Pulsars are a special class of neutron stars, the corpses of massive stars that exploded as supernovae. They’re born spinning quickly, up to tens of times per second, and sweep the sky with a beam of radio energy as they rotate. Eventually, they slow down to the point where they can no longer emit radio waves and die a second death.

But until now, scientists couldn’t explain how some old, dead pulsars become millisecond pulsars, which rotate hundreds of times a second. The new discovery of an intermediate step between the two appears to be the missing link.

Astronomers have long theorized that these superfast stars share their orbit with a companion star from which they leech extra material. The material settles around the pulsar’s middle in a so-called accretion disk. As material from the disk falls onto the surface of the pulsar, it imparts enough angular momentum to spin back up into what scientists call a ”recycled pulsar.”

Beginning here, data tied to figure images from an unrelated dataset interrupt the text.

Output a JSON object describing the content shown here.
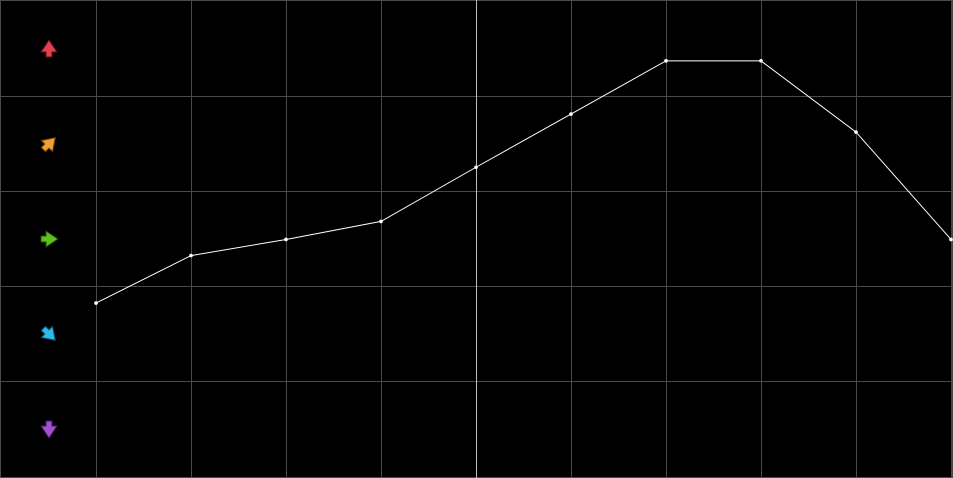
{
  "chart_data": {
    "type": "line",
    "x": [
      1,
      2,
      3,
      4,
      5,
      6,
      7,
      8,
      9,
      10
    ],
    "series": [
      {
        "color": "#ffffff",
        "values": [
          1.82,
          2.32,
          2.49,
          2.68,
          3.25,
          3.81,
          4.37,
          4.37,
          3.62,
          2.49
        ]
      }
    ],
    "xlim": [
      0,
      10
    ],
    "xticks": [
      1,
      2,
      3,
      4,
      5,
      6,
      7,
      8,
      9,
      10
    ],
    "ylim": [
      0,
      5
    ],
    "yticks": [
      1,
      2,
      3,
      4
    ],
    "grid": true,
    "highlight_x": 5
  }
}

“We mean it in the same sense as recycling your plastics,” Archibald said. “These pulsars have died and become invisible and useless to us, but they get brought back to life by getting fed from a companion.”

Astronomers suspect that another type of pulsar-star pair is a way station between normal pulsars and millisecond pulsars. Called a low-mass X-ray binary, such a system is also made up of a neutron star and an accretion disk, but it doesn’t emit radio waves. While the neutron star feeds off its neighbor, the gas flowing between them blocks low-energy radio waves from escaping the system. But when the accretion disk runs out, the radio waves come back, and astronomers can recognize it as a pulsar.

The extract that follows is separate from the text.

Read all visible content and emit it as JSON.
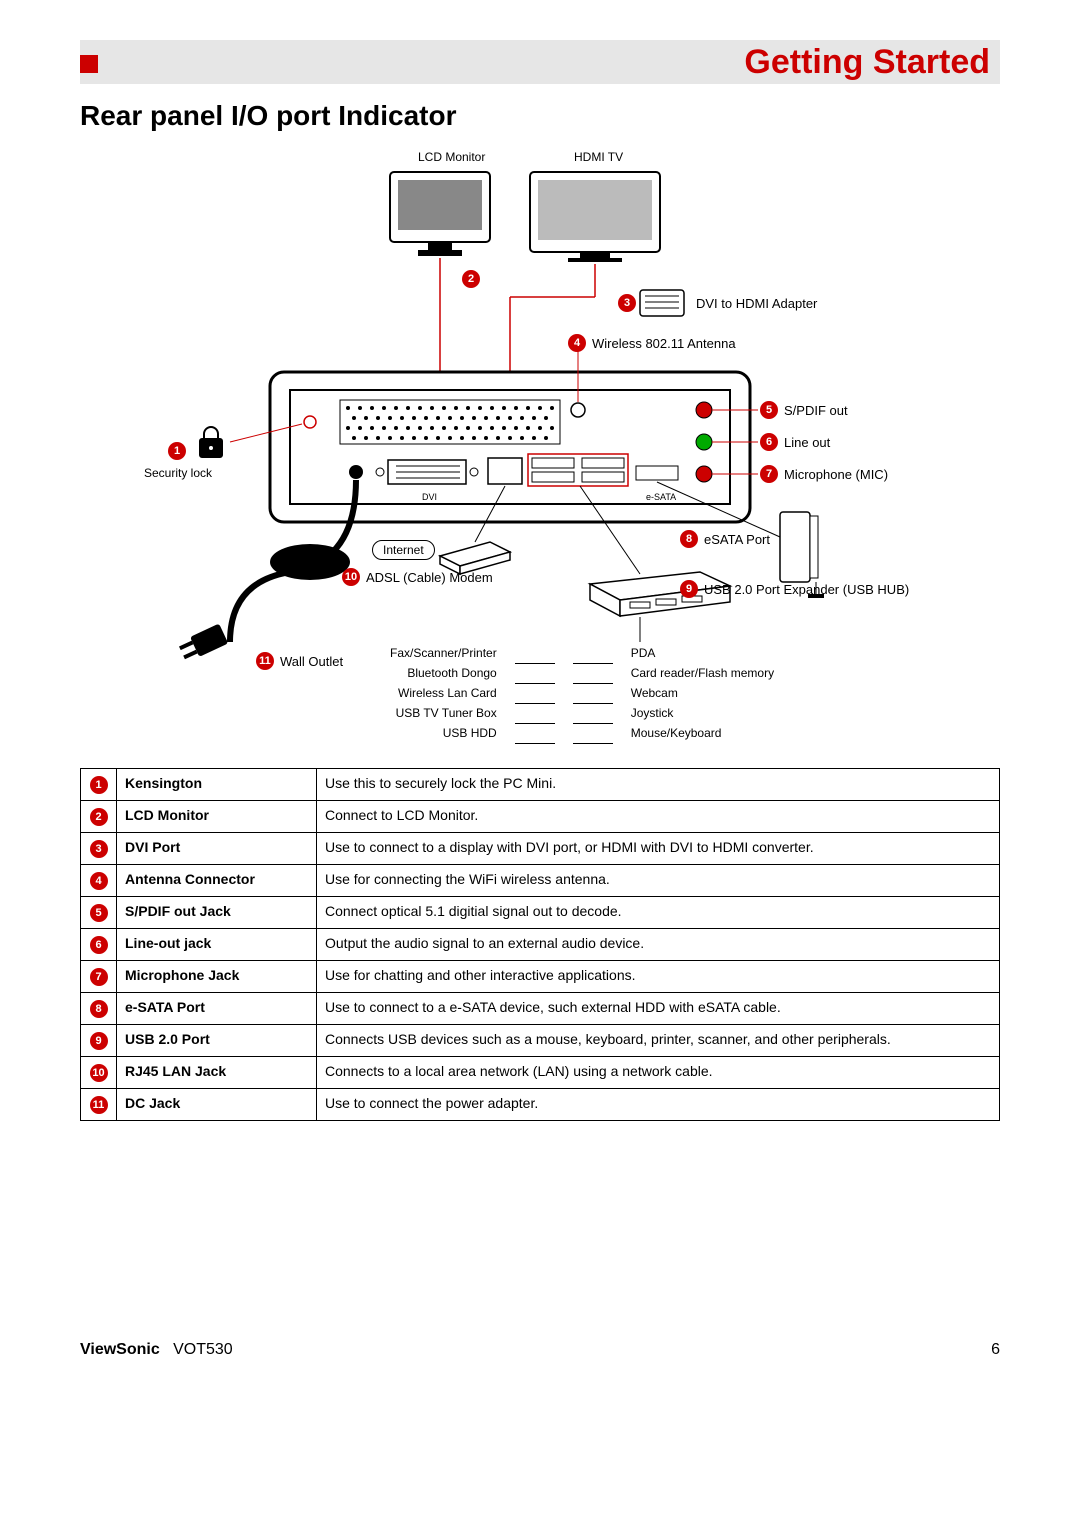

Until recently, this was only a theory. But Archibald and an international team using radio telescopes on four continents, stumbled on just such a pulsar right in the middle of this metamorphosis.

The system, called J1023, was discovered in 2007 when the Green Bank Telescope in West Virginia was down for repairs. The radio telescope couldn’t be steered to different points in the sky, but resourceful astronomers took data anyway, observing whatever happened to pass overhead. That survey uncovered a millisecond pulsar about 4,000 light years away, spinning 592 times per second.

But this wasn’t the first time this system caught astronomers’ attention. Another survey in 1999 missed the pulsar but identified its companion as a sun-like star. When they looked again with radio telescopes in 2000, they saw evidence for an accretion disk around a neutron star. By 2002, the accretion disk had disappeared, but the neutron star was still not emitting radio waves as would be expected of a pulsar.

It was only the 2007 observations that pinned it down as a millisecond pulsar. Astronomers had managed to catch the system changing over the course of 10 years, an eye blink on astronomical timescales.

“This is a completely new thing, seeing it go from one state to another,” said co-author Maura McLaughlin of West Virginia University. “We’ve never seen that before, ever.”

Aside from proving that recycled pulsars form through cannibalism, J1023 provides a living laboratory for studying how these systems evolve.

“Studying this system will teach us an awful lot about the recycling process,” McLaughlin said. “We may see the radio pulsations disappear and come back again a year from now. There are lots of neat things we can do.”

“It’s a bit of a landmark in tying together what we think happens in these dead stars,” said Don Backer, an astronomer at the University of California, Berkeley and one of the discoverers of the first millisecond pulsar. “You can see the transitions and understand more about how both of these stars work. That’s a great deal of fun.”